Troviamo infine redazioni cristianizzate della leggenda dove a tutto ciò si associano temi apocalittici: un giorno la muraglia cederà e le genti di Gog e Magog proromperanno – e sarà il tempo dello Anticristo. Inquadramenti fantastici questi, da cui si deve prescindere se si vuol raccogliere il significato più profondo della saga. Un dettaglio interessante è il seguente: l’irruzione avverrà quando le genti di Gog e Magog si accorgeranno che le trombe già suonate da coloro che stavano a guardia al sommo della muraglia protettrice non vibrano più se non per la forza del vento che vi soffia a caso. Fuor dal simbolo: le masse si scateneranno quando si accorgeranno che nulla più sta dietro coloro che rivendicavano per sé un superiore principio di autorità, quando si accorgeranno che vuota, priva di ogni fondamento legittimo è divenuta tale autorità.

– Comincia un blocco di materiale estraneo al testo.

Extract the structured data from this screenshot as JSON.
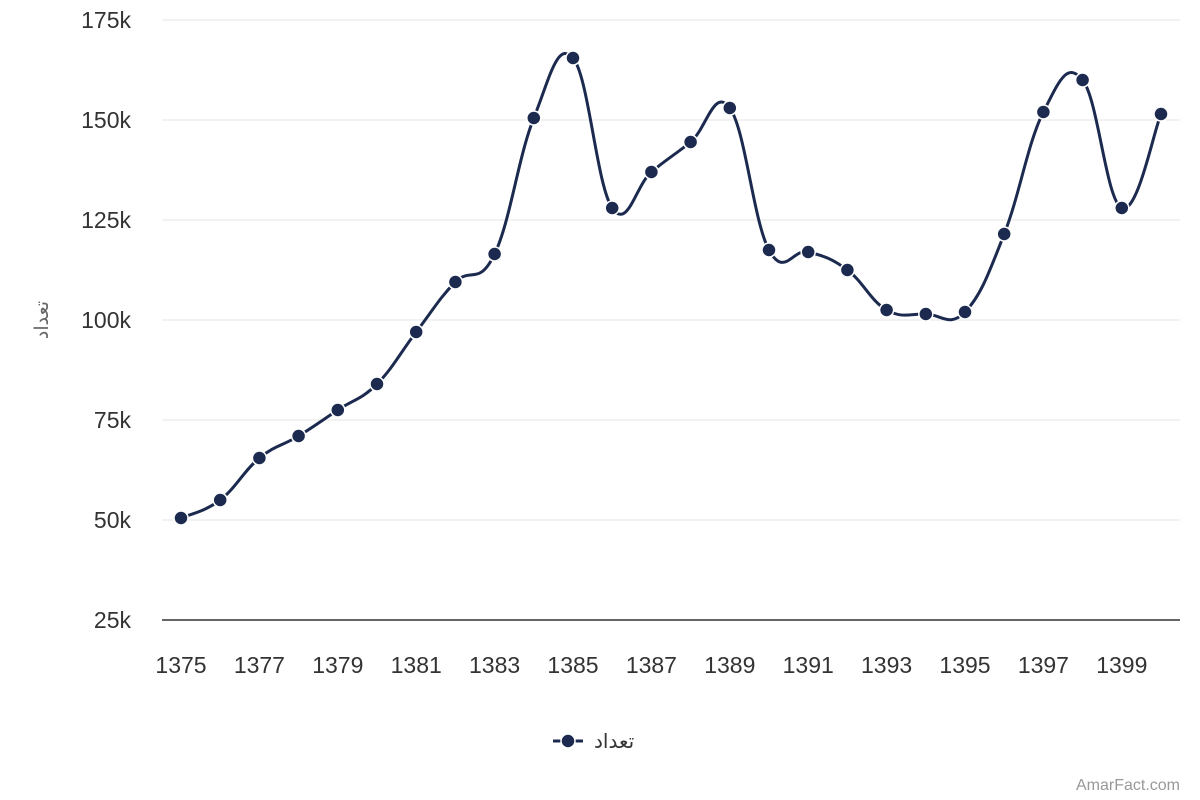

Il che, purtroppo, non è un mito fantastico del futuro ma la realtà storica di ieri e di oggi. Già da tempo si sono prodotte quelle che il Guénon ha efficacemente chiamate le fessure o incrinature della Grande Muraglia: non perché la forza che premeva fosse stata più forte o perché si fossero fatti avanti gli esponenti di una nuova legittimità o di un disconosciuto diritto, ma solo per l’indebolimento della struttura difensiva, per la carenza di un superiore tipo umano, per la mancanza di una grande idea. Oggi non saprebbe più dire che cosa ancora resti, della simbolica Muraglia: tanto vasti sono i tratti non incrinati, ma già franati di essa. Prima la rivolta, poi l’avanzata sistematica del mondo delle masse.
Nelle leggende già accennate un motivo spesso aggiungentesi a quello catastrofico e apocalittico riguarda l’ultima battaglia. È la battaglia che combatterà una figura che quasi sarebbe l’antico dominatore e il frenatore risorto o ridestatosi nel punto della massima crisi. Non in tutte le varianti della saga l’esito dell’ultima battaglia è dato come favorevole. Ma anche così, sarebbe molto. Sarebbe già consolante pensare che il tutto non si ridurrà ad un fatale oscuro disfacimento, pensare che di là da questo mondo in convulsioni, di là da conflitti tanto tragici e immani quanto privi di ogni senso profondo, riscaturirà, in un qualche modo, l’antitesi originaria, verrà l’ora delle decisioni sovrane, vi sarà almeno la possibilità di combattere sapendo per che cosa si combatte, per che cosa vale combattere.